Glencore has postponed the date to complete its takeover of Xstrata for the third time in the absence of approval for the deal from Chinese authorities.
Following the news, the company's stock declined on the London Stock Exchange, falling 3.81 percent to 372.75 pence as at 9:47 am.
The company informed its shareholders that the deal cannot be completed by the "long stop date" of 15 March, announced in January. Also, the company has not set a new deadline for completing the deal.
The £50bn ($75bn, €58bn) merger, creating a natural resources mammoth with 130,000 employees in more than 40 countries, was earlier approved by the European and South African authorities. The mega merger would bring together Xstrata's coal, copper, nickel and zinc mines with Glencore's expertise and market position in trading hundreds of commodities.

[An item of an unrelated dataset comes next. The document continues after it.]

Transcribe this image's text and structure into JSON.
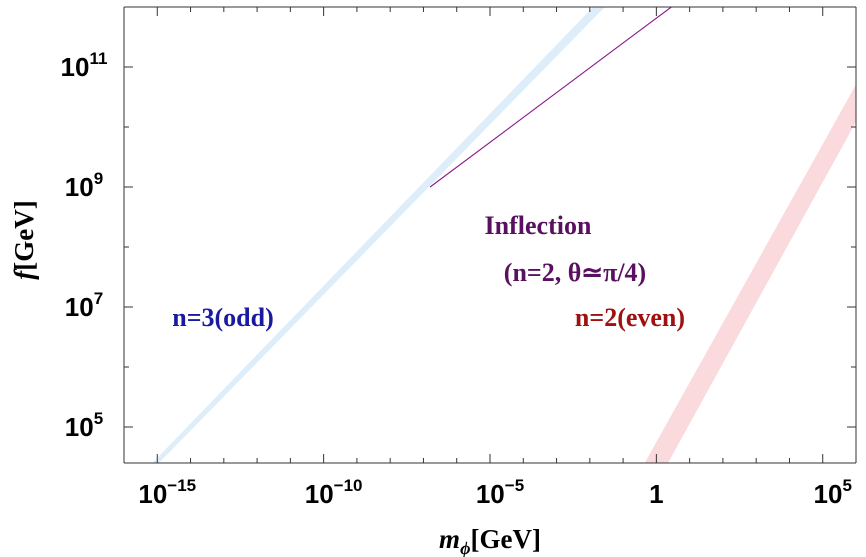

Glencore already had a 34 percent stake in Xstrata before the merger deal was announced. The deal faced several hurdles, including opposition from Qatar Holdings that had a 12 percent stake in Xstrata. Glencore had to raise the share exchange ratio to 3.05 new shares for every Xstrata share from an earlier ratio of 2.8 in order to get Qatar's nod.
Further, Xstrata shareholders were not happy with a pay plan to retain key executives in connection with the merger. About 80 percent of the shareholders were not in favour of the pay scheme.
The merger does not significantly impact competition but China can consider domestic industrial policy while considering approval, The Wall Street Journal had earlier reported, citing Berwin Leighton Paisner LLP lawyer Dave Anderson.
Both Glencore and Xstrata are already selling minerals in China and the merged company expects to raise its market share in the country. Nevertheless, they do not have operating assets like mines and smelters in the region.